Spring 2026 Manga Guide
Divine Messengers and Demonic Guardians
What's It About?

What lurks beneath?
The land is split between a heavenly realm where angels dwell and a lower realm made of wastelands. A band of angels is chosen to journey to the lower realm as an envoy from heaven, but the lower realm is fraught with danger.
Luckily, they have masked demonic bodyguards to protect them. The two sides have a purely transactional relationship until one angel, Dori, curiously peeks under a demon guard's mask to find that demons have the same visage as the angels.
Could the demons they have been told not to fraternize with have more in common with them than they thought? What is preventing them from creating relationships in the first place?
As their journey commences, they find that the danger of the lower realm may come from a source close to them…
Divine Messengers and Demonic Guardians has story and art by Koukoku Brothers. English translation is done by Michael Jokoh (Strict Algorithm LLC) and lettering by Darren Vogt. Published by Manga Mavericks (April 28, 2026).
Is It Worth Reading?
Rebecca Silverman
Rating:

Sometimes going forward in time can feel a lot like going backwards. That's a sci fi specialty, and Divine Messengers and Demonic Guardians does it well. Set in what we slowly learn is a post-apocalyptic world, the story follows three young “divine messengers” sent from the heavens to the world below. Except “the heavens” is probably a spaceship where the privileged upper classes live and “the earth” is where the survivors of the nuclear disaster stay. (There's an underworld, too, but we don't see it in this volume; my guess would be that's where the ill or disfigured live.) The angels and divine messengers are tended to by “demons” when they're on the surface, and Dori, one of the young messengers, quickly figures out that they're just humans like him.

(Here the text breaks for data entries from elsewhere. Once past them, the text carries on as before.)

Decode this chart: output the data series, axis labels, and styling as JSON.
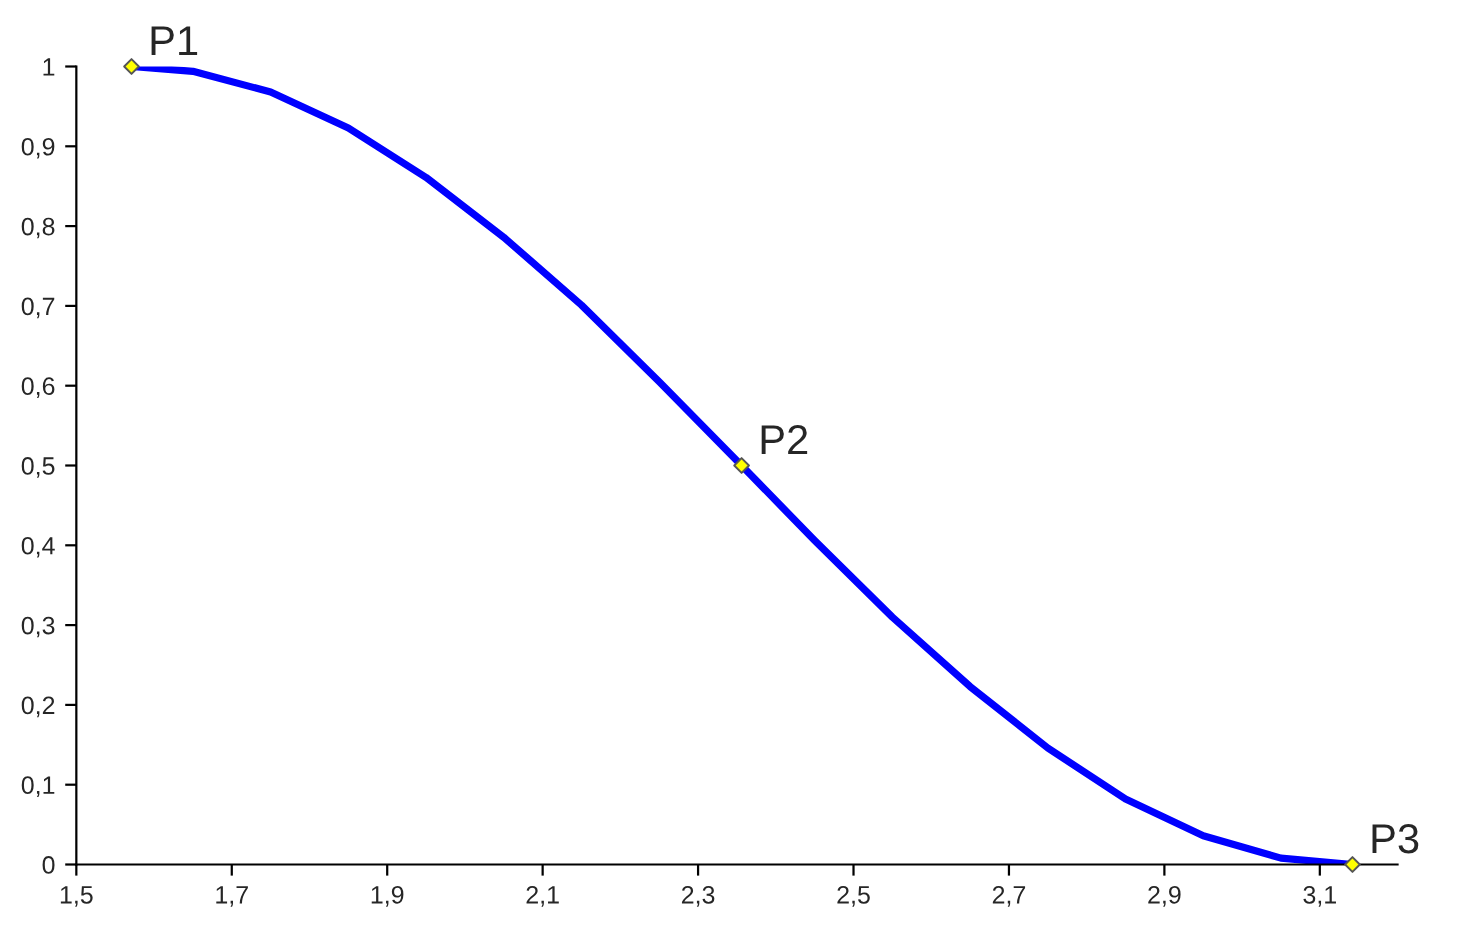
{
  "chart_data": {
    "type": "line",
    "xlim": [
      1.5,
      3.2
    ],
    "ylim": [
      0,
      1
    ],
    "xticks": [
      {
        "value": 1.5,
        "label": "1,5"
      },
      {
        "value": 1.7,
        "label": "1,7"
      },
      {
        "value": 1.9,
        "label": "1,9"
      },
      {
        "value": 2.1,
        "label": "2,1"
      },
      {
        "value": 2.3,
        "label": "2,3"
      },
      {
        "value": 2.5,
        "label": "2,5"
      },
      {
        "value": 2.7,
        "label": "2,7"
      },
      {
        "value": 2.9,
        "label": "2,9"
      },
      {
        "value": 3.1,
        "label": "3,1"
      }
    ],
    "yticks": [
      0,
      {
        "value": 0.1,
        "label": "0,1"
      },
      {
        "value": 0.2,
        "label": "0,2"
      },
      {
        "value": 0.3,
        "label": "0,3"
      },
      {
        "value": 0.4,
        "label": "0,4"
      },
      {
        "value": 0.5,
        "label": "0,5"
      },
      {
        "value": 0.6,
        "label": "0,6"
      },
      {
        "value": 0.7,
        "label": "0,7"
      },
      {
        "value": 0.8,
        "label": "0,8"
      },
      {
        "value": 0.9,
        "label": "0,9"
      },
      1
    ],
    "grid": false,
    "legend": false,
    "series": [
      {
        "color": "#0000ff",
        "marker": "none",
        "x": [
          1.571,
          1.65,
          1.75,
          1.85,
          1.95,
          2.05,
          2.15,
          2.25,
          2.356,
          2.45,
          2.55,
          2.65,
          2.75,
          2.85,
          2.95,
          3.05,
          3.142
        ],
        "values": [
          1.0,
          0.994,
          0.968,
          0.923,
          0.861,
          0.786,
          0.701,
          0.605,
          0.5,
          0.406,
          0.31,
          0.223,
          0.146,
          0.082,
          0.036,
          0.008,
          0.0
        ]
      },
      {
        "type": "scatter",
        "color": "#ffff00",
        "marker": "diamond",
        "x": [
          1.571,
          2.356,
          3.142
        ],
        "values": [
          1.0,
          0.5,
          0.0
        ]
      }
    ],
    "annotations": [
      {
        "text": "P1",
        "x": 1.571,
        "y": 1.0
      },
      {
        "text": "P2",
        "x": 2.356,
        "y": 0.5
      },
      {
        "text": "P3",
        "x": 3.142,
        "y": 0.0
      }
    ]
  }
}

While the story itself is a little hard to follow, it carries clear and horrible implications. The children from the heavens are taught that the demons are inferior creatures, and Dori, through talking with his guard, learns that their demon masks allow them to be controlled by the angels and their ilk. The “demons” are at least a bit aware of this, but they just accept it because that's how it's been for long enough to feel like “always.” Dori's new relationship with Mahaara is expressly forbidden, largely because it could endanger a system that the so-called Archangel seems to enjoy exploiting.

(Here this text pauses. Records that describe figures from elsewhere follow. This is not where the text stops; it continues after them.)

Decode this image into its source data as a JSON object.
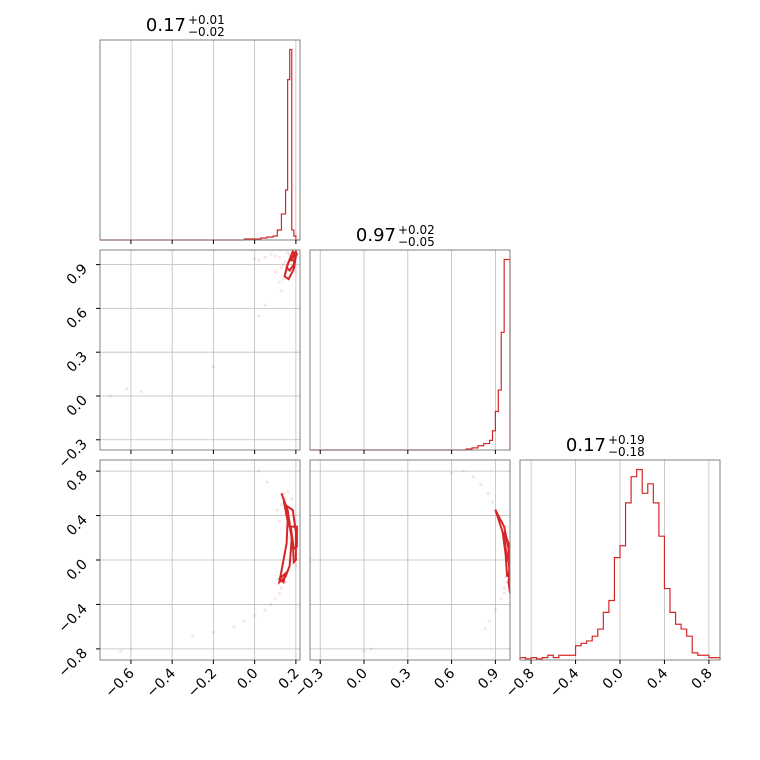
{
  "chart_data": {
    "type": "corner",
    "color": "#d62728",
    "parameters": [
      {
        "title_median": "0.17",
        "title_plus": "+0.01",
        "title_minus": "−0.02",
        "range": [
          -0.75,
          0.22
        ],
        "ticks": [
          -0.6,
          -0.4,
          -0.2,
          0.0,
          0.2
        ],
        "tick_labels": [
          "−0.6",
          "−0.4",
          "−0.2",
          "0.0",
          "0.2"
        ],
        "hist": {
          "edges": [
            -0.05,
            0.0,
            0.03,
            0.06,
            0.09,
            0.11,
            0.13,
            0.15,
            0.16,
            0.17,
            0.18,
            0.19,
            0.2,
            0.21,
            0.22
          ],
          "values": [
            0.005,
            0.005,
            0.01,
            0.015,
            0.02,
            0.05,
            0.13,
            0.25,
            0.8,
            0.95,
            0.05,
            0.02,
            0.0,
            0.0
          ]
        }
      },
      {
        "title_median": "0.97",
        "title_plus": "+0.02",
        "title_minus": "−0.05",
        "range": [
          -0.37,
          1.0
        ],
        "ticks": [
          -0.3,
          0.0,
          0.3,
          0.6,
          0.9
        ],
        "tick_labels": [
          "−0.3",
          "0.0",
          "0.3",
          "0.6",
          "0.9"
        ],
        "hist": {
          "edges": [
            0.7,
            0.74,
            0.78,
            0.82,
            0.86,
            0.88,
            0.9,
            0.92,
            0.94,
            0.96,
            0.98,
            1.0
          ],
          "values": [
            0.005,
            0.01,
            0.02,
            0.03,
            0.045,
            0.09,
            0.18,
            0.28,
            0.55,
            0.89,
            0.89
          ]
        }
      },
      {
        "title_median": "0.17",
        "title_plus": "+0.19",
        "title_minus": "−0.18",
        "range": [
          -0.9,
          0.9
        ],
        "ticks": [
          -0.8,
          -0.4,
          0.0,
          0.4,
          0.8
        ],
        "tick_labels": [
          "−0.8",
          "−0.4",
          "0.0",
          "0.4",
          "0.8"
        ],
        "hist": {
          "edges": [
            -0.9,
            -0.85,
            -0.8,
            -0.75,
            -0.7,
            -0.65,
            -0.6,
            -0.55,
            -0.5,
            -0.45,
            -0.4,
            -0.35,
            -0.3,
            -0.25,
            -0.2,
            -0.15,
            -0.1,
            -0.05,
            0.0,
            0.05,
            0.1,
            0.15,
            0.2,
            0.25,
            0.3,
            0.35,
            0.4,
            0.45,
            0.5,
            0.55,
            0.6,
            0.65,
            0.7,
            0.75,
            0.8,
            0.85,
            0.9
          ],
          "values": [
            0.01,
            0.005,
            0.01,
            0.005,
            0.01,
            0.02,
            0.01,
            0.02,
            0.02,
            0.02,
            0.06,
            0.07,
            0.08,
            0.1,
            0.13,
            0.2,
            0.25,
            0.43,
            0.48,
            0.66,
            0.77,
            0.8,
            0.7,
            0.74,
            0.66,
            0.52,
            0.3,
            0.2,
            0.15,
            0.13,
            0.1,
            0.03,
            0.02,
            0.02,
            0.01,
            0.01
          ]
        }
      }
    ],
    "scatter_pairs": [
      {
        "x": 0,
        "y": 1,
        "points": [
          [
            0.2,
            0.97
          ],
          [
            0.19,
            0.95
          ],
          [
            0.18,
            0.93
          ],
          [
            0.17,
            0.97
          ],
          [
            0.16,
            0.98
          ],
          [
            0.15,
            0.92
          ],
          [
            0.14,
            0.9
          ],
          [
            0.13,
            0.88
          ],
          [
            0.12,
            0.95
          ],
          [
            0.1,
            0.96
          ],
          [
            0.08,
            0.97
          ],
          [
            0.05,
            0.95
          ],
          [
            0.02,
            0.93
          ],
          [
            0.0,
            0.94
          ],
          [
            0.15,
            0.85
          ],
          [
            0.17,
            0.82
          ],
          [
            0.14,
            0.8
          ],
          [
            0.12,
            0.78
          ],
          [
            0.18,
            0.88
          ],
          [
            0.16,
            0.86
          ],
          [
            0.13,
            0.72
          ],
          [
            0.05,
            0.62
          ],
          [
            0.02,
            0.55
          ],
          [
            -0.2,
            0.2
          ],
          [
            -0.55,
            0.03
          ],
          [
            -0.62,
            0.05
          ],
          [
            -0.7,
            0.0
          ],
          [
            0.1,
            0.85
          ],
          [
            0.19,
            0.9
          ],
          [
            0.2,
            0.85
          ]
        ],
        "contours": [
          [
            [
              0.145,
              0.82
            ],
            [
              0.16,
              0.9
            ],
            [
              0.185,
              0.99
            ],
            [
              0.2,
              0.96
            ],
            [
              0.19,
              0.87
            ],
            [
              0.165,
              0.8
            ],
            [
              0.145,
              0.82
            ]
          ],
          [
            [
              0.155,
              0.88
            ],
            [
              0.175,
              0.95
            ],
            [
              0.195,
              0.97
            ],
            [
              0.19,
              0.9
            ],
            [
              0.17,
              0.86
            ],
            [
              0.155,
              0.88
            ]
          ],
          [
            [
              0.175,
              0.93
            ],
            [
              0.2,
              0.99
            ],
            [
              0.205,
              0.97
            ],
            [
              0.19,
              0.93
            ],
            [
              0.175,
              0.93
            ]
          ]
        ]
      },
      {
        "x": 0,
        "y": 2,
        "points": [
          [
            0.14,
            0.6
          ],
          [
            0.15,
            0.55
          ],
          [
            0.13,
            0.5
          ],
          [
            0.15,
            0.42
          ],
          [
            0.12,
            0.35
          ],
          [
            0.16,
            0.3
          ],
          [
            0.17,
            0.2
          ],
          [
            0.18,
            0.1
          ],
          [
            0.17,
            0.0
          ],
          [
            0.16,
            -0.1
          ],
          [
            0.15,
            -0.2
          ],
          [
            0.12,
            -0.3
          ],
          [
            0.1,
            -0.35
          ],
          [
            0.08,
            -0.4
          ],
          [
            0.05,
            -0.45
          ],
          [
            0.0,
            -0.5
          ],
          [
            -0.05,
            -0.55
          ],
          [
            -0.1,
            -0.6
          ],
          [
            -0.2,
            -0.65
          ],
          [
            -0.3,
            -0.68
          ],
          [
            -0.6,
            -0.8
          ],
          [
            -0.65,
            -0.82
          ],
          [
            0.13,
            -0.25
          ],
          [
            0.11,
            0.45
          ],
          [
            0.16,
            0.62
          ],
          [
            0.18,
            0.55
          ],
          [
            0.19,
            0.3
          ],
          [
            0.2,
            -0.05
          ],
          [
            0.06,
            0.7
          ],
          [
            0.02,
            0.8
          ]
        ],
        "contours": [
          [
            [
              0.13,
              0.6
            ],
            [
              0.16,
              0.45
            ],
            [
              0.18,
              0.2
            ],
            [
              0.17,
              -0.05
            ],
            [
              0.15,
              -0.15
            ],
            [
              0.12,
              -0.2
            ],
            [
              0.135,
              -0.05
            ],
            [
              0.155,
              0.15
            ],
            [
              0.16,
              0.35
            ],
            [
              0.14,
              0.55
            ],
            [
              0.13,
              0.6
            ]
          ],
          [
            [
              0.145,
              0.5
            ],
            [
              0.165,
              0.35
            ],
            [
              0.185,
              0.15
            ],
            [
              0.19,
              -0.02
            ],
            [
              0.2,
              0.0
            ],
            [
              0.2,
              0.25
            ],
            [
              0.185,
              0.45
            ],
            [
              0.145,
              0.5
            ]
          ],
          [
            [
              0.175,
              0.3
            ],
            [
              0.19,
              0.1
            ],
            [
              0.205,
              0.12
            ],
            [
              0.205,
              0.3
            ],
            [
              0.175,
              0.3
            ]
          ],
          [
            [
              0.12,
              -0.17
            ],
            [
              0.15,
              -0.12
            ],
            [
              0.14,
              -0.2
            ],
            [
              0.12,
              -0.17
            ]
          ]
        ]
      },
      {
        "x": 1,
        "y": 2,
        "points": [
          [
            0.75,
            0.75
          ],
          [
            0.8,
            0.68
          ],
          [
            0.85,
            0.6
          ],
          [
            0.88,
            0.52
          ],
          [
            0.9,
            0.45
          ],
          [
            0.93,
            0.35
          ],
          [
            0.95,
            0.25
          ],
          [
            0.97,
            0.15
          ],
          [
            0.98,
            0.05
          ],
          [
            0.98,
            -0.05
          ],
          [
            0.97,
            -0.15
          ],
          [
            0.96,
            -0.25
          ],
          [
            0.94,
            -0.35
          ],
          [
            0.9,
            -0.45
          ],
          [
            0.86,
            -0.55
          ],
          [
            0.83,
            -0.62
          ],
          [
            0.99,
            0.1
          ],
          [
            0.99,
            0.0
          ],
          [
            0.99,
            -0.1
          ],
          [
            0.97,
            0.3
          ],
          [
            0.6,
            0.78
          ],
          [
            0.68,
            0.8
          ],
          [
            0.05,
            -0.8
          ],
          [
            0.0,
            -0.82
          ],
          [
            0.92,
            0.4
          ],
          [
            0.96,
            -0.3
          ],
          [
            0.98,
            0.2
          ],
          [
            0.98,
            -0.2
          ]
        ],
        "contours": [
          [
            [
              0.9,
              0.45
            ],
            [
              0.96,
              0.3
            ],
            [
              0.99,
              0.1
            ],
            [
              0.995,
              -0.1
            ],
            [
              0.98,
              -0.15
            ],
            [
              0.97,
              0.05
            ],
            [
              0.95,
              0.25
            ],
            [
              0.9,
              0.45
            ]
          ],
          [
            [
              0.96,
              0.25
            ],
            [
              0.99,
              0.15
            ],
            [
              1.0,
              0.0
            ],
            [
              0.995,
              -0.05
            ],
            [
              0.97,
              0.1
            ],
            [
              0.96,
              0.25
            ]
          ],
          [
            [
              0.99,
              -0.2
            ],
            [
              1.0,
              -0.05
            ],
            [
              1.0,
              -0.3
            ],
            [
              0.99,
              -0.2
            ]
          ]
        ]
      }
    ]
  }
}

This volume, a slim 82 pages, is mostly set up. But it's set up that does a remarkable job with showing rather than telling. We're given very few explicit pieces of information; mostly readers need to use context clues and throwaway comments to figure out precisely what's happened in the past and what risks happening in the future. The use of religious terminology adds a sort of sinister feel to everything, especially when you look at how Luoshi treats the demons. There may not be much to this volume, but it's very much worth checking out, and I'm certainly curious to know what happens next – and what happened in the past to bring things to this point.